LocationController.swift (line 34): updateLocation(): Bazinga!

which is pretty handy.

Another useful function allows us to quickly pass the MetaController to another object, using the MetaController itself to first check if the target object can consume it.

extension MetaControllerConsumer {
    func passMetaController(target: AnyObject?)         

This is especially useful when programmatically instantiating a new object in the code or configuring a child view controller in prepareForSegue().

We load up the MetaController early in the app bootstrap process (from the app delegate’s didFinishLaunchingWithOptions) and pass it down through our object hierarchy. Initialization is really straightforward.

metaController = MetaController()
metaController?.logController = LogController()
metaController?.locationController = LocationController()
metaController?.apiController = ApiController()
metaController?.dataController = DataController()
metaController?.notificationController = NotificationController()

The MetaController is also handed to the root view controller which handles propagating it down through the view controller ranks.

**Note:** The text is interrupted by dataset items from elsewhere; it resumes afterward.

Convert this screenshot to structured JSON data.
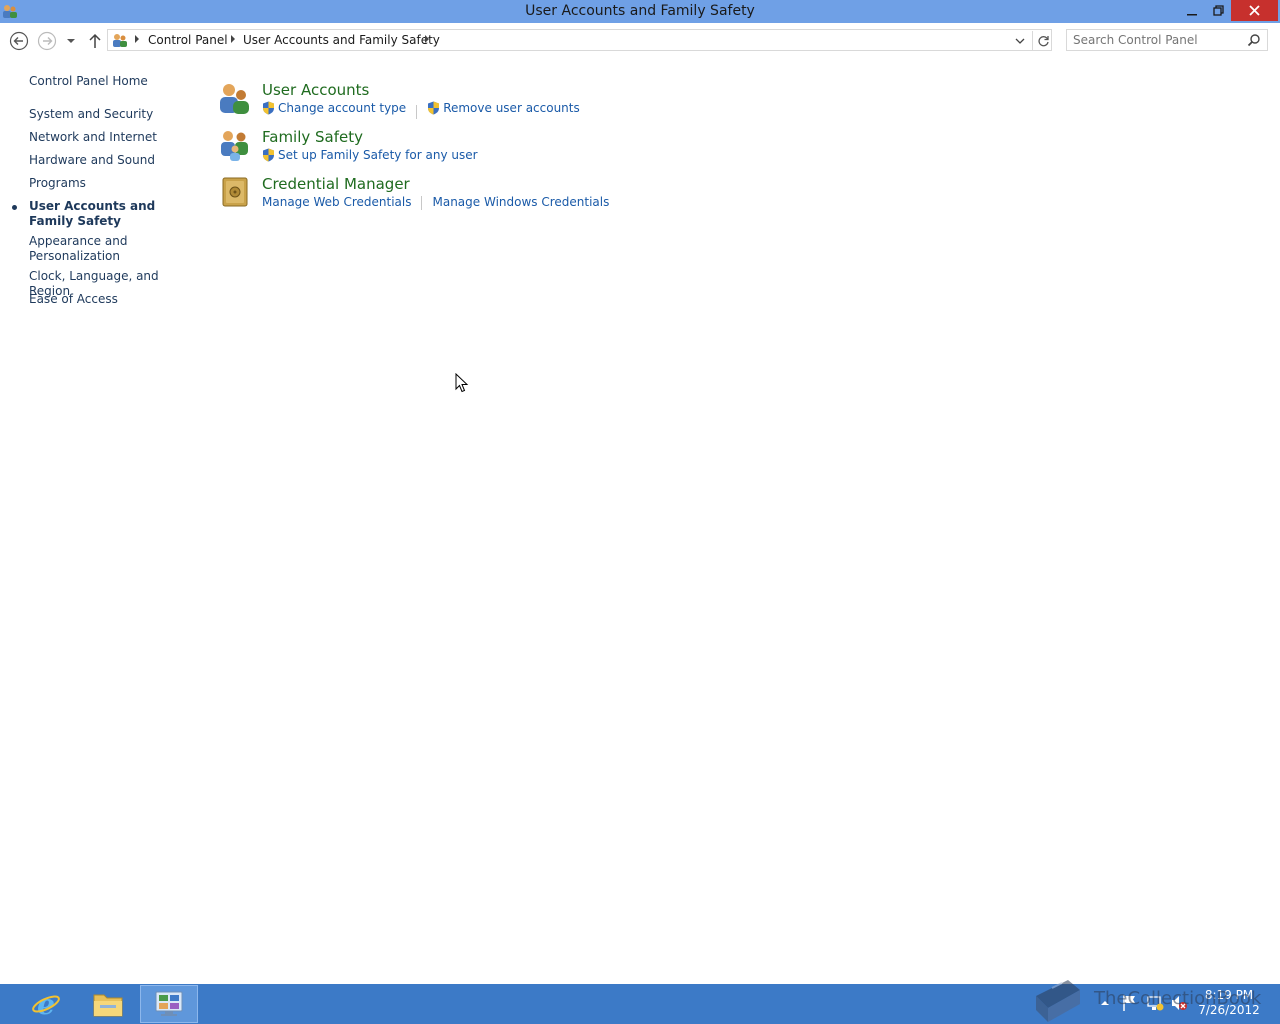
{
  "window": {
    "title": "User Accounts and Family Safety"
  },
  "navigation": {
    "breadcrumb": [
      "Control Panel",
      "User Accounts and Family Safety"
    ],
    "search_placeholder": "Search Control Panel"
  },
  "sidebar": {
    "items": [
      {
        "label": "Control Panel Home"
      },
      {
        "label": "System and Security"
      },
      {
        "label": "Network and Internet"
      },
      {
        "label": "Hardware and Sound"
      },
      {
        "label": "Programs"
      },
      {
        "label": "User Accounts and Family Safety",
        "current": true
      },
      {
        "label": "Appearance and Personalization"
      },
      {
        "label": "Clock, Language, and Region"
      },
      {
        "label": "Ease of Access"
      }
    ]
  },
  "categories": [
    {
      "title": "User Accounts",
      "icon": "users-icon",
      "links": [
        {
          "label": "Change account type",
          "shield": true
        },
        {
          "label": "Remove user accounts",
          "shield": true
        }
      ]
    },
    {
      "title": "Family Safety",
      "icon": "family-safety-icon",
      "links": [
        {
          "label": "Set up Family Safety for any user",
          "shield": true
        }
      ]
    },
    {
      "title": "Credential Manager",
      "icon": "vault-icon",
      "links": [
        {
          "label": "Manage Web Credentials",
          "shield": false
        },
        {
          "label": "Manage Windows Credentials",
          "shield": false
        }
      ]
    }
  ],
  "taskbar": {
    "apps": [
      "internet-explorer-icon",
      "file-explorer-icon",
      "control-panel-icon"
    ],
    "clock_time": "8:19 PM",
    "clock_date": "7/26/2012"
  },
  "watermark": {
    "text": "TheCollectionBook"
  },
  "colors": {
    "titlebar": "#6fa0e6",
    "close": "#c7302d",
    "link": "#1a5aa8",
    "category_title": "#1f6b1f",
    "taskbar": "#3c7ac7"
  }
}
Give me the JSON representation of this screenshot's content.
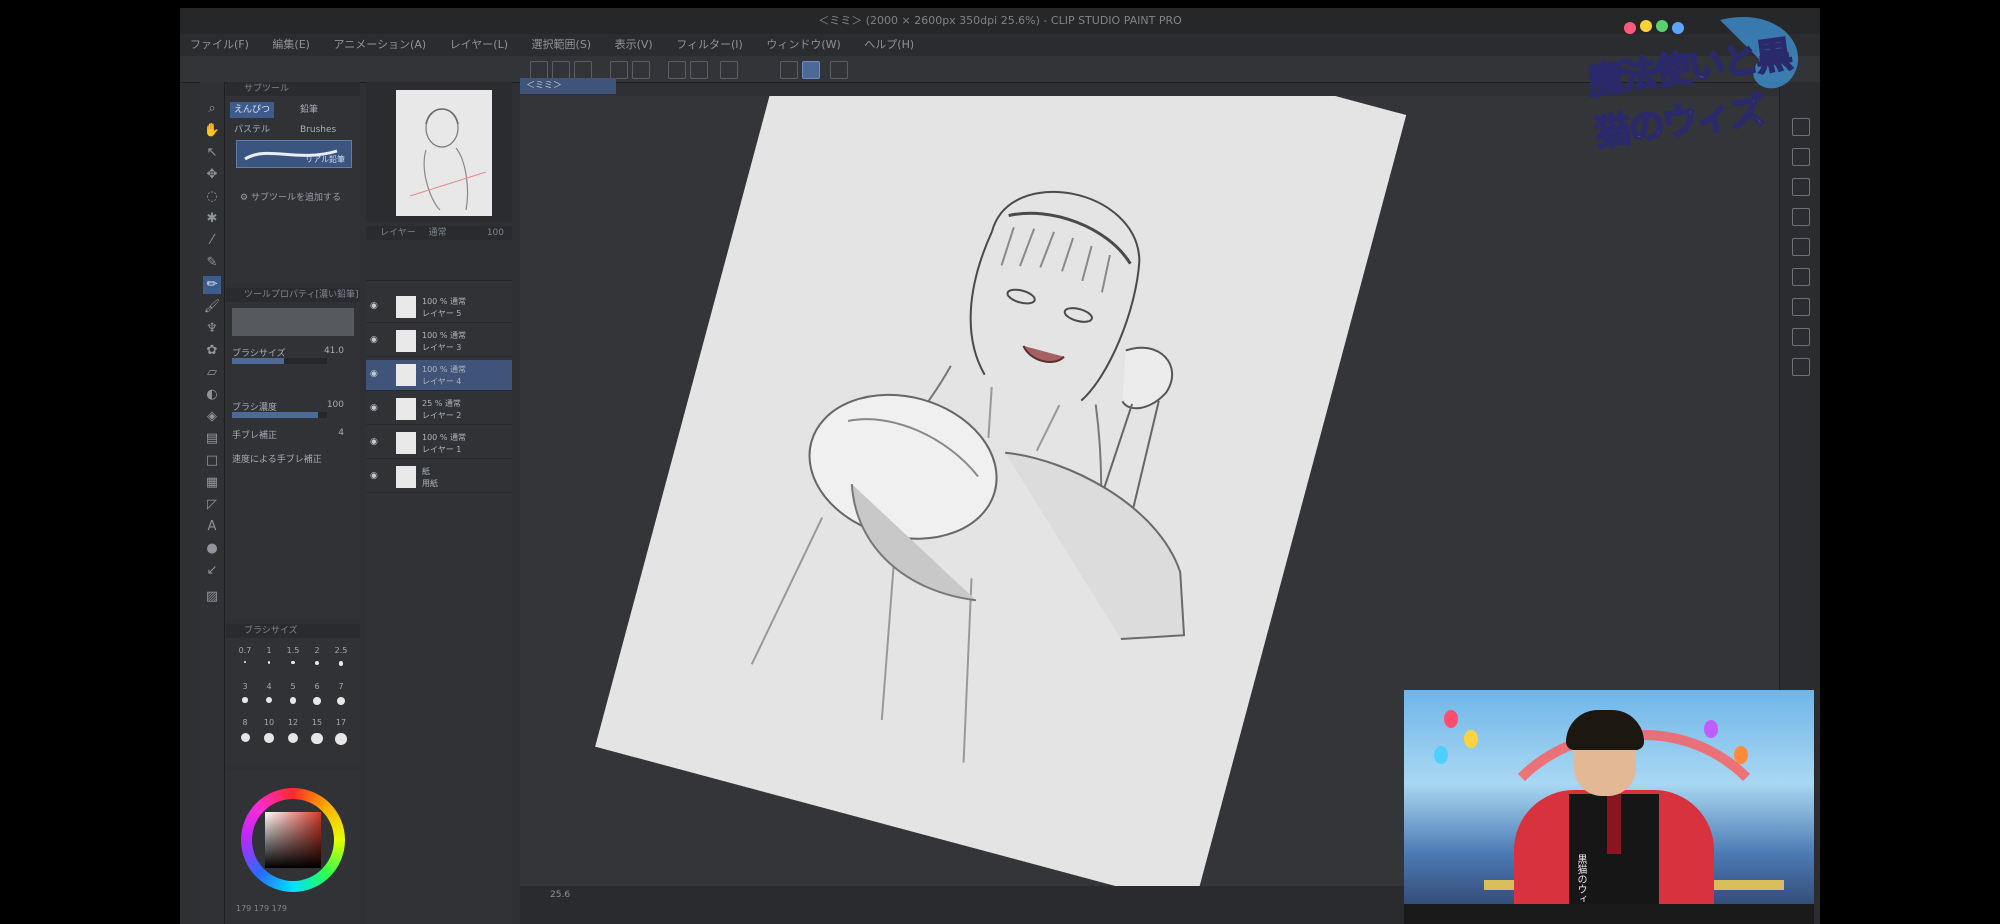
{
  "window": {
    "title": "＜ミミ＞ (2000 × 2600px 350dpi 25.6%) - CLIP STUDIO PAINT PRO"
  },
  "menu": [
    "ファイル(F)",
    "編集(E)",
    "アニメーション(A)",
    "レイヤー(L)",
    "選択範囲(S)",
    "表示(V)",
    "フィルター(I)",
    "ウィンドウ(W)",
    "ヘルプ(H)"
  ],
  "document_tab": "＜ミミ＞",
  "subtool": {
    "header": "サブツール",
    "tabs": [
      "えんぴつ",
      "鉛筆",
      "パステル",
      "Brushes"
    ],
    "selected_brush": "リアル鉛筆",
    "add_subtool": "サブツールを追加する"
  },
  "tool_property": {
    "header": "ツールプロパティ[濃い鉛筆]",
    "brush_size_label": "ブラシサイズ",
    "brush_size_value": "41.0",
    "opacity_label": "ブラシ濃度",
    "opacity_value": "100",
    "stabilization_label": "手ブレ補正",
    "stabilization_value": "4",
    "speed_label": "速度による手ブレ補正",
    "brush_size_fill_pct": 55,
    "opacity_fill_pct": 90
  },
  "brush_size_panel": {
    "header": "ブラシサイズ",
    "sizes": [
      "0.7",
      "1",
      "1.5",
      "2",
      "2.5",
      "3",
      "4",
      "5",
      "6",
      "7",
      "8",
      "10",
      "12",
      "15",
      "17"
    ]
  },
  "color": {
    "rgb": [
      "179",
      "179",
      "179"
    ],
    "accent": "#3e5c8b"
  },
  "layers": {
    "header": "レイヤー",
    "blend_mode": "通常",
    "opacity": "100",
    "items": [
      {
        "mode": "100 % 通常",
        "name": "レイヤー 5",
        "selected": false
      },
      {
        "mode": "100 % 通常",
        "name": "レイヤー 3",
        "selected": false
      },
      {
        "mode": "100 % 通常",
        "name": "レイヤー 4",
        "selected": true
      },
      {
        "mode": "25 % 通常",
        "name": "レイヤー 2",
        "selected": false
      },
      {
        "mode": "100 % 通常",
        "name": "レイヤー 1",
        "selected": false
      },
      {
        "mode": "紙",
        "name": "用紙",
        "selected": false
      }
    ]
  },
  "statusbar": {
    "zoom": "25.6"
  },
  "logo": {
    "text": "魔法使いと黒猫のウィズ"
  },
  "webcam": {
    "apron_text": "黒猫のウィズ"
  }
}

With the MetaController construct, we reap all the normal DI benefits for testing. For each test, we simply construct a new MetaController, add the controllers that the test needs (replacing with “Fake” subclasses as necessary) and go. This is a little bit of compromise, since we need to know which sub-controllers are required by a class, but it’s a trade-off for the convenience of this proxy model of direct injection. In the strictest sense, we could still provide a fully loaded MetaController if the software under test were truly a black box. In the end, we still have a highly testable framework where we can easily satisfy dependency requirements and create robust, maintainable, explicit test suites.

Solving DI with Swift

Building an app by relying on singletons quickly leads to a mine field of Spooky Action, unintended consequences and unexpected explosions. By moving to a direct injection model, we remove the magic and hidden pitfalls of implicit dependencies and replace them with clear and explicit declarations of dependencies between the components of our app. With the MetaController model and heavy use of Swift protocols, we’re able to encapsulate the overhead of DI in a way that makes it easy and fast to apply DI to our app development process.